La vecchia Yanomami tiene in mano l’automatica gialla, dalla quale parte il flash scattando la foto. Prendo al volo la macchina prima che si schianti per terra. Il giovane Yanomami cerca fuori dalla telecamera la realtà che gli mostro riprodotta nel mirino. Ma sconcertato non la trova. Così ho rotto il ghiaccio con loro: posso usare i miei strumenti per catturare le loro immagini. Così ho rotto tante loro certezze: non possono più guardare il mondo con gli occhi di prima, dopo che io gliel’ho portato via.
Rientriamo al “villaggio base” per le 19.30. L’escursione è durata circa 12 ore tra cui 9 di navigazione (5 montando la corrente e 4 ridiscendendola).
Dopo un buon risotto in busta ci addormentiamo.
30 aprile 1997
Oggi è per noi l’ultimo giorno di permanenza nel villaggio di Lucio. Dopo colazione prepariamo il nostro equipaggiamento. Lucio ne approfitta per indire una piccola riunione durante la quale viene stilata una lista dei materiali necessari al villaggio che dovevano già essere recapitati da parte della missione che ha sede in basso Ocamo, a circa un giorno di bongo verso occidente.

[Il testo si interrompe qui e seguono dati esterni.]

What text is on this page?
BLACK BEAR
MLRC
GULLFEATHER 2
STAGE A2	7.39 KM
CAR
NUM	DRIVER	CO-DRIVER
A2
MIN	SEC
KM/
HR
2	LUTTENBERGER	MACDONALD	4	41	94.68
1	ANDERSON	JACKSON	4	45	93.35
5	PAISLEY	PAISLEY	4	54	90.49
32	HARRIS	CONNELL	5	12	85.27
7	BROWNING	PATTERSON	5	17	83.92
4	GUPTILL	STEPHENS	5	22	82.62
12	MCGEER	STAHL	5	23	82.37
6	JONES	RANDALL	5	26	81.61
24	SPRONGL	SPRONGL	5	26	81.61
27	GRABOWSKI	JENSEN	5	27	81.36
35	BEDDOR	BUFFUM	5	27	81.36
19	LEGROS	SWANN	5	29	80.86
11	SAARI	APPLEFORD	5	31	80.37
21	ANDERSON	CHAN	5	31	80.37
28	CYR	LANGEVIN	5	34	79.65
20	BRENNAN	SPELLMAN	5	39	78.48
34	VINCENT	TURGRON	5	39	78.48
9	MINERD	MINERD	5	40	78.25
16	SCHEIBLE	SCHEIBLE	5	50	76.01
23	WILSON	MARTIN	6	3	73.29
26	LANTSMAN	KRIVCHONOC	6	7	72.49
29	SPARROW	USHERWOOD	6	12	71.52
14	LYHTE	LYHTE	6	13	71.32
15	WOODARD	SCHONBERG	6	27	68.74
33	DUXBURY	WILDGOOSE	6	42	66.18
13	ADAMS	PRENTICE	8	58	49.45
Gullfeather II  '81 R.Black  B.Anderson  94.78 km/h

Si sentono dimenticati. Conoscono la nostra civiltà: il guerriero Yanomami perfettamente vestito con una camicia occidentali a scacchi e… null’altro ne è l’esempio. Conoscono il nostro mondo per i bisogni che ha generato: d’altra parte quando mi vedono accendere il fuoco con l’accendino con tanta poca fatica, invece di strofinare due legnetti, non possono non desiderare l’accendino. La natura sembra avere distribuito l’intelligenza in maniera abbastanza democratica.
Terminata l’operazione riusciamo a video-intervistare Lucio che espone i problemi dell’Amazzonia e degli Yanomami. Alla fine i personaggi più importanti della comunità vogliono vedere nella telecamera l’intervista.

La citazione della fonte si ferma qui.